Bringing security and testing into the core of VSM
The concept of VSM is centred around creating a unified, collaborative approach that improves the value of each part of the development cycle, as well as the value and customer satisfaction delivered by the final product. Aligning development activities with targeted business value and business outcomes, ensures organisations are not only building a solution the right way, but ultimately building the right things. This newfound speed and business value alignment can, however, quickly come to a halt when security and quality are not a core, integrated and hopefully automated focus throughout the lifecycle. When security and quality testing are treated as follow-on activities or left out of this process, it is impossible to achieve a truly unified lifecycle and unneeded risks and costs are often encountered.

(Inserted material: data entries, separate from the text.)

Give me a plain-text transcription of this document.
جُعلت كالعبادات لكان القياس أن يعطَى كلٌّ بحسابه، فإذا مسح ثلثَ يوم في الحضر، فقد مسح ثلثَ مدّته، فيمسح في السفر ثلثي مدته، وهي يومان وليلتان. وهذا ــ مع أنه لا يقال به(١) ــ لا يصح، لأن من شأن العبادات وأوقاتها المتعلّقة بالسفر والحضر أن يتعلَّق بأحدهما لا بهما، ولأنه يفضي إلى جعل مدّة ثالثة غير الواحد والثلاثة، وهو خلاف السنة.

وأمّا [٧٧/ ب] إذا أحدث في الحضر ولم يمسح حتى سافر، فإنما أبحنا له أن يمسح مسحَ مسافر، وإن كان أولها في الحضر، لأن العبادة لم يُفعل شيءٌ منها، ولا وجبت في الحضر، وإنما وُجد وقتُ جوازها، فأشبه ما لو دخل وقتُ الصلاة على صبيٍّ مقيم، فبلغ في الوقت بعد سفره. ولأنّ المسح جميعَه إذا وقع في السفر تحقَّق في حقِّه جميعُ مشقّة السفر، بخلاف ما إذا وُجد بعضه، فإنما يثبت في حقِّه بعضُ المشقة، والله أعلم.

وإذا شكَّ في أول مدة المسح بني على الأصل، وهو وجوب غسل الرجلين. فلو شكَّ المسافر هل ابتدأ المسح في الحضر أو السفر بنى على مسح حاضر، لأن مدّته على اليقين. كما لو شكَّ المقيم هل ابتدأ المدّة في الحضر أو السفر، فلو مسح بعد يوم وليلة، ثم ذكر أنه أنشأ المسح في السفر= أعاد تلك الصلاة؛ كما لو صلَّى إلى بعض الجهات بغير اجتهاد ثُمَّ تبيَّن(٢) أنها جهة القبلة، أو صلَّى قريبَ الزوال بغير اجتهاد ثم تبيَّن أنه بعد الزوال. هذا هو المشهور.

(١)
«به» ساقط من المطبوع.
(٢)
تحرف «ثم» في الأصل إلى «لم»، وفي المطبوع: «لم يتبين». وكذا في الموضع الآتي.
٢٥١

When all elements of the development process are brought together, it is easier to gain an overview of the entire lifecycle and harvest valuable data from every step involved. Whereas a few years ago this would have been far too much data for any human team to manage, rapid developments in AI and machine learning mean that data streams can be fully analysed and put to good use informing tactical and strategic decision making.
Aiming for security by design
A truly unified approach is also crucial for effectively delivering a product that is secure by design. With a single vulnerability potentially leading to a breach costing millions and customers flocking to the competition, no developer can afford to release an application without extensive protection.
Security features, such as code obfuscation and defensive measures that detect suspicious behaviour, should be an integral part of the product’s DNA. It is essential for security teams to be seamlessly engaged with all aspects of the development organisation both early and often. Likewise, there must be adequate time for continuous security testing, rather than positioning it as a final barrier to overcome. Addressing security must become a more collaborative activity across the different teams of the development process.
Focusing on quality and security in 2021
Recently, expectations around software have grown exponentially, and a slow or buggy application can be enough to convince a customer to take their business elsewhere. The consumerisation of enterprise technology also means that business users expect the same quality and ease of use from workplace applications as they do from personal ones.
From this perspective, quality testing is one of the most valuable elements of the development lifecycle, helping to ensure that the application’s performance meets the userbase’s lofty expectations. This includes not just functional quality, but many other dimensions including performance, accessibility and more. Similarly, with threat actors increasingly on the prowl for vulnerable remote workers, the attack surface available to cyber criminals has grown exponentially, as has the impact of a breach. Security must be baked into the core of the application following the principle of security by design, not regarded as an additional step at the end of the lifecycle. Indeed, an application that is poorly secured cannot be called a quality product, so in many ways a security issue is a quality issue.
Quality and security are common expectations for all software products. By ensuring that security and testing are solidly integrated into the lifecycle through VSM, developers can create more efficient processes, ensure the product hits the mark, and that business value is always achieved.